Breathe, lay in a hammock, read a book, or simply do nothing. The busy frenetic life of our school year must be replaced with the calm, easy pace of summer.
Often, educators are experiencing the cumulative effect of sleep deprivation. This can have harmful effects on our whole body, from inflammation to brain fog and everything in between.
And rest is not just sleeping. According to Saundra Dalton Smith, there are 7 different types of rest: Physical, Mental, Spiritual, Sensory, Emotional, Creative, and Social. And a deficiency in any of these areas can have negative consequences.
- Ask yourself, “How rested do I feel?”
- What gets in the way of you feeling rested?
- Take some time to think about what rest you need most and make it happen.
Summer renewal is not just a passive activity. It is also about stepping into those things that make us feel alive and bring joy and a spark to our hearts.
For me, this looks like many different things: playing pickleball on a Saturday morning, hanging out with friends on Friday night, or simply getting lost with a good book.
These things do not take from me, they serve to fill me up, recharge me and bring in new fresh energy.
- Ask yourself, “What helps me recharge?”
- Make a list and do the things that bring you joy this summer.
Think of the summer like a solar panel. Solar panels are used to store energy. This energy is stored in order to power something at a later time.
This is what summer can be for educators—a time for healing from a difficult year.
A time to relax, reconnect relationships, rest, and recharge our batteries.
A rested educator in the summer is a better educator in the fall.
A side note for district leaders: Often educators take time in the summer to build their skills in literacy, or the new math curriculum, but this summer needs to be different.
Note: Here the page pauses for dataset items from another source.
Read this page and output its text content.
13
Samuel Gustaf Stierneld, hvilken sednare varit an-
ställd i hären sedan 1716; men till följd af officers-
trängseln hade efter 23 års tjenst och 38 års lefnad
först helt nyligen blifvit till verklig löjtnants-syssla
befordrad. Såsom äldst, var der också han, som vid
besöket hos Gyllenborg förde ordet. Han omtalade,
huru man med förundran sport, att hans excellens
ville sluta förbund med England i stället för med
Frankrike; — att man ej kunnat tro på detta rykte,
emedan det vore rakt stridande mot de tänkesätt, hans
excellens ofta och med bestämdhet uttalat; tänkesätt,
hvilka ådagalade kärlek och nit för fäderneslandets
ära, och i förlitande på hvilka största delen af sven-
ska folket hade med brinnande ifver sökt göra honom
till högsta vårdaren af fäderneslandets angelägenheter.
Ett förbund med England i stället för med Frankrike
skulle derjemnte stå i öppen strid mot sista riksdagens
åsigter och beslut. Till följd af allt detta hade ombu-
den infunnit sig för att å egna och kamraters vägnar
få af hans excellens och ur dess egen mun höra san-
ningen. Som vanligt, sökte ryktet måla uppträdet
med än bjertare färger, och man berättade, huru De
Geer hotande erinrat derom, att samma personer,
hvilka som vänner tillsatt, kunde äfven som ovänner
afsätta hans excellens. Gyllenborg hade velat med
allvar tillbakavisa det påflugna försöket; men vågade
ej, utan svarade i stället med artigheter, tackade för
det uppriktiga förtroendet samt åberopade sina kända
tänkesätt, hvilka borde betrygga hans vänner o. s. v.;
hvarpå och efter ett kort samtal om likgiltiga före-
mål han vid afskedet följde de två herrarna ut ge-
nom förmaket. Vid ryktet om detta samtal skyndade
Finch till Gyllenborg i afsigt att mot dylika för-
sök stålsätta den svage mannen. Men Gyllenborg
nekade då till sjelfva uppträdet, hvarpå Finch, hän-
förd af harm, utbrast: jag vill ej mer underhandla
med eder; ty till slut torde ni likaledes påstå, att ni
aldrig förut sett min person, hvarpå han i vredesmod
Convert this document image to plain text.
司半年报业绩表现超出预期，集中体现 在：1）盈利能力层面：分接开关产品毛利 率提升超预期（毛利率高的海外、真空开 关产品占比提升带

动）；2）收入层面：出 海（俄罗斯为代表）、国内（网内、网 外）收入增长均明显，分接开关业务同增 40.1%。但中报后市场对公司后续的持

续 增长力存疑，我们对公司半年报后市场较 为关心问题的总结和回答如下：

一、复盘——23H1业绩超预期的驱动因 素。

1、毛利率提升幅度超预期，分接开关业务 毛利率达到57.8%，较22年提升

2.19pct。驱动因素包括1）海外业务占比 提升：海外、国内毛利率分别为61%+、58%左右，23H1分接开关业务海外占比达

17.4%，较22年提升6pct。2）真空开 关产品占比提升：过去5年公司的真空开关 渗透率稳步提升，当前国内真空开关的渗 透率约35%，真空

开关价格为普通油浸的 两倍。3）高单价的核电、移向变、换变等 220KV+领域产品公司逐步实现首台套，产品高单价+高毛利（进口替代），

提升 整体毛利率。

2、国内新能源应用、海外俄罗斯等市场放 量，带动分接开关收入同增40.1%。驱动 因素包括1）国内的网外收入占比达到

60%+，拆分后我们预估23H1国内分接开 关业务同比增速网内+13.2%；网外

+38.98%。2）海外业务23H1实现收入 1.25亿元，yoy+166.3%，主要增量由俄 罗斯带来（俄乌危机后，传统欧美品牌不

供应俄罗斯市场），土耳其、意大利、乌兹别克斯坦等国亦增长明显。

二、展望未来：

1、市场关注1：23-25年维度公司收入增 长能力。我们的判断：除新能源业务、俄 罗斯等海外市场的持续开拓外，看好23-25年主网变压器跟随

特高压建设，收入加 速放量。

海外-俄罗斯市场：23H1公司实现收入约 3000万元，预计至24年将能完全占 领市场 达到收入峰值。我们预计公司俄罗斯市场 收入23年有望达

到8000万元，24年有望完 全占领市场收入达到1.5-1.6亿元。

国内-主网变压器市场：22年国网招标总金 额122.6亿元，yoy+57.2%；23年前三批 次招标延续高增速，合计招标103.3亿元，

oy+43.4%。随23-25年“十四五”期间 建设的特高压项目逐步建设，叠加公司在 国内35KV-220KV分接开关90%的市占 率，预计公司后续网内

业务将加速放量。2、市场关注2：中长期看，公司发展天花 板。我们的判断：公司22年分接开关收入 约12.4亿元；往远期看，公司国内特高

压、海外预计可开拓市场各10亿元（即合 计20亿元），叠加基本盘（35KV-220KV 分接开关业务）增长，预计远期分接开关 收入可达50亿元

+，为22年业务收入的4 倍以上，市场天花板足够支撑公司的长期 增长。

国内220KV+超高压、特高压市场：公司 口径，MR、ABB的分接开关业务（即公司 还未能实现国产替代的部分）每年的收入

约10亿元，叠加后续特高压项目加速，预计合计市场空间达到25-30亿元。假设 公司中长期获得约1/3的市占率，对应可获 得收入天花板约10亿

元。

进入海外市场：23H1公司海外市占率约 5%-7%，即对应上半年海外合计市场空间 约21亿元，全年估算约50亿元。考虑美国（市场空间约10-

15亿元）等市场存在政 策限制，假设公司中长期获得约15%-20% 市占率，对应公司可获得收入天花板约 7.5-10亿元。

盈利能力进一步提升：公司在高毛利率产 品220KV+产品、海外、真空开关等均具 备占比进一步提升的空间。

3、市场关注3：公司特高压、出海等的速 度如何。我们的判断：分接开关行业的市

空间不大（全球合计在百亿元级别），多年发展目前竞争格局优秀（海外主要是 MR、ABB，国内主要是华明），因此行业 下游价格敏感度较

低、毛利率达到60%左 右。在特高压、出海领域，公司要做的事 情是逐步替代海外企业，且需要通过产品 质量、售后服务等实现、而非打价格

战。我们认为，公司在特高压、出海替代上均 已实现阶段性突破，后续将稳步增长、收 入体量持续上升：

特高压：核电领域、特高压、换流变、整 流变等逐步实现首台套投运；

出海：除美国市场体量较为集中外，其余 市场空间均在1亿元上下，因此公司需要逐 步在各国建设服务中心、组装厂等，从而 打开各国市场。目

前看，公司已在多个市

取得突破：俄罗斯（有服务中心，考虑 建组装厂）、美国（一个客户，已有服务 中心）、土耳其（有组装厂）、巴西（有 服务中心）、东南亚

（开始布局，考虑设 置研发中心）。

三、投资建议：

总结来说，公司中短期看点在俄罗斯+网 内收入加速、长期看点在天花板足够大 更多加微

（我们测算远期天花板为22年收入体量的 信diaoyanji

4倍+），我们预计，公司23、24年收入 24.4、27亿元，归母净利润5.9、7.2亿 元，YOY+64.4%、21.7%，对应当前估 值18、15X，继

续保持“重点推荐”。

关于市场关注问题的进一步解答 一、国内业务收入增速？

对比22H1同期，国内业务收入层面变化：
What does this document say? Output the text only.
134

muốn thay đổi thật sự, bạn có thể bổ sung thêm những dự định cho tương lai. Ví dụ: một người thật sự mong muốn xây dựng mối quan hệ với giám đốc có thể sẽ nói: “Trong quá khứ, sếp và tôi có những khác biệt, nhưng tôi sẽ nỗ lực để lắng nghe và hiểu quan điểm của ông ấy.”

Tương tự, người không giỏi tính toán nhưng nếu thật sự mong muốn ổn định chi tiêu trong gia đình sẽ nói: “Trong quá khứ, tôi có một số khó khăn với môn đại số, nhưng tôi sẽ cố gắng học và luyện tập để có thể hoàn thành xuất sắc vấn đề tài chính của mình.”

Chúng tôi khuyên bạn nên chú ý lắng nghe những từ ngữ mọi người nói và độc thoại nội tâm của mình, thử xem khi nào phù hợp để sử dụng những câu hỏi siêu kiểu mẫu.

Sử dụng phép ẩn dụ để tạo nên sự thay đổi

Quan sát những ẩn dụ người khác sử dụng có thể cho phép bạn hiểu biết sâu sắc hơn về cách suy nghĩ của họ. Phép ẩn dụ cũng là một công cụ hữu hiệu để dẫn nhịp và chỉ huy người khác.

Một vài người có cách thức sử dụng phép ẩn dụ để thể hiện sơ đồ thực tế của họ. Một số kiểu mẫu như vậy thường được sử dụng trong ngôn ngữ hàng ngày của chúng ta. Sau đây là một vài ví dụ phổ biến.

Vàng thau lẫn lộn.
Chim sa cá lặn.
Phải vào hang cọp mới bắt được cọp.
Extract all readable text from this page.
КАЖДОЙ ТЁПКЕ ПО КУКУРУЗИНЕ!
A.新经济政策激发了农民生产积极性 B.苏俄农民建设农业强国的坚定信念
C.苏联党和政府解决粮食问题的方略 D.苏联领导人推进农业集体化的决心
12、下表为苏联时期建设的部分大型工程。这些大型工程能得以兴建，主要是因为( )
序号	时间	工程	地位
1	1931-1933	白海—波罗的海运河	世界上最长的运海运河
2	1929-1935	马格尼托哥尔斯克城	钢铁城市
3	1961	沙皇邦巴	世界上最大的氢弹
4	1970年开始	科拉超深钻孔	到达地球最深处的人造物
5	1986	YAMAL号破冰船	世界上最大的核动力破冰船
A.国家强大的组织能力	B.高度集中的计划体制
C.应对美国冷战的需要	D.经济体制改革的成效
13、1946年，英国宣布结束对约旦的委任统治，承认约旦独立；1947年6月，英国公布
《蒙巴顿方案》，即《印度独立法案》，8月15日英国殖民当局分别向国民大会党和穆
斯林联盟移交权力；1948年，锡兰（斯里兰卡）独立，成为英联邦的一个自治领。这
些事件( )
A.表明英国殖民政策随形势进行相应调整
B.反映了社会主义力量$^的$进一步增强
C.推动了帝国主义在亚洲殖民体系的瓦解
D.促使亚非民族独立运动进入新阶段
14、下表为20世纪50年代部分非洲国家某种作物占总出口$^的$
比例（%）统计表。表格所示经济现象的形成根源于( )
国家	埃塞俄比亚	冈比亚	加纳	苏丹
Given the taxing nature of the school year, district leaders need to think of the summer differently, more as an intentional time of healing and hope for educators and less as a time to gain new teaching strategies.
A side note on self-care: To clarify, when I talk about self-care, I recognize and acknowledge there are many educational systems that need to be examined, and processes and resources that need to be added to provide more support for educators. For today’s journey, I am choosing to focus on what we can control.